Keluarga merupakan kunci sistem stratifikasi dan mekanisme sosial yang memeliharanya. (J.
Good dalam Hasyim dan Simamora, 1985:162) Artinya, kedudukan utama setiap keluarga ialah fungsi pengantara pada masyarakat besar, sebagai penghubung pribadi dengan struktur sosial yang lebih besar.



Keluarga itu terdiri dari pribadi-pribadi, tetapi merupakan bagian dari jaringan sosial yang lebih besar. Sebab itu kita selalu berada dibawah pengawasan saudara-saudara kita, yang merasakan bebas mengkritik, menyarankan, memerintah, membujuk, memuji, atau mengancam, agar kita melakukan kewajiban yang telah ditetapkan kepada kita. Laki-laki yang telah mencapai kedudukan tinggi biasanya menyadari bahwa sekalipun mereka pernah tetap tunduk terhadap kritik orang tua, tetapi akan tetap marah dan terluka jika dihina saudaranya. (J. Good dalam Hasyim dan Simamora, 1985:4) Jelasnya bahwa orang tua lebih memiliki peranan dan pengaruh bagi seorang anak dalam keluarga, dari pada saudara-saudaranya.

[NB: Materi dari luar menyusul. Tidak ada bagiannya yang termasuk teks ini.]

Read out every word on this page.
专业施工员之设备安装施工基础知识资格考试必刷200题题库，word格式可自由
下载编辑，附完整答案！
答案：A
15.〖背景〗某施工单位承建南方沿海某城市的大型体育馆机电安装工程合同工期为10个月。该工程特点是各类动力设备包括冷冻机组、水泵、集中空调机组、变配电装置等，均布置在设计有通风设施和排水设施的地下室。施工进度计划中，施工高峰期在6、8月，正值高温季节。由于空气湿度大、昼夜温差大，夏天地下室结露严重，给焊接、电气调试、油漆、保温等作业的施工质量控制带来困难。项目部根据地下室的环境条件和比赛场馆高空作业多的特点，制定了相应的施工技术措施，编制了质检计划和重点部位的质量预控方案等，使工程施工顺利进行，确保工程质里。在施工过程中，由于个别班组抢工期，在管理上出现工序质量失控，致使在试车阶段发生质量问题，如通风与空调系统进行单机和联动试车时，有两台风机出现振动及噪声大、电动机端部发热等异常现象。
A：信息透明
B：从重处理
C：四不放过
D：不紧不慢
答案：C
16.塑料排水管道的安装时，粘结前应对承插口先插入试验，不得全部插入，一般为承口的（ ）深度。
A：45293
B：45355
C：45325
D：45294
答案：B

Dalam kehidupan keluarga, ayah sebagai kepala keluarga lebih besar tanggung jawabnya untuk memberi nafkah, memberi pakaian, membimbing, dan hal lain yang dibutuhkan. Sedangkan peran ibu adalah membantu tanggung jawab ayah untuk memenuhi kebutuhan rumah tangga seperti : mengatur rumah tangga, menyediakan makanan, merawat, mempersiapkan sarapan, pakaian dan sebagainya.


Biasanya adalah ayah yang wajib mencari penghasilan. Seorang ibu, apabila penghasilan ayah tidak mencukupi, turut pula mencari penghasilan tambahan. Yang jelas adalah bahwa pola pendidikan anak mengalami perubahan. Sebagian dari pendidikan anak-anak benar-benar diserahkan kepada lembaga-lembaga pendidikan diluar rumah seperti di sekolah. (Soekanto, 1990:413) Di Indonesia memang hampir dapat dikatakan mengenai urusan pendidikan sepenuhnya diwakilkan ke sekolah. Pengetahuan, nilai-nilai dan keterampilan yang diberikan di sekolah, merupakan kelanjutan dari apa yang diberikan dalam keluarga. Seperti halnya orang tua, guru di sekolah selain bertugas untuk mengajar, juga memiliki peran sebagai pengganti orang tua dalam mendidik siswa-siswinya.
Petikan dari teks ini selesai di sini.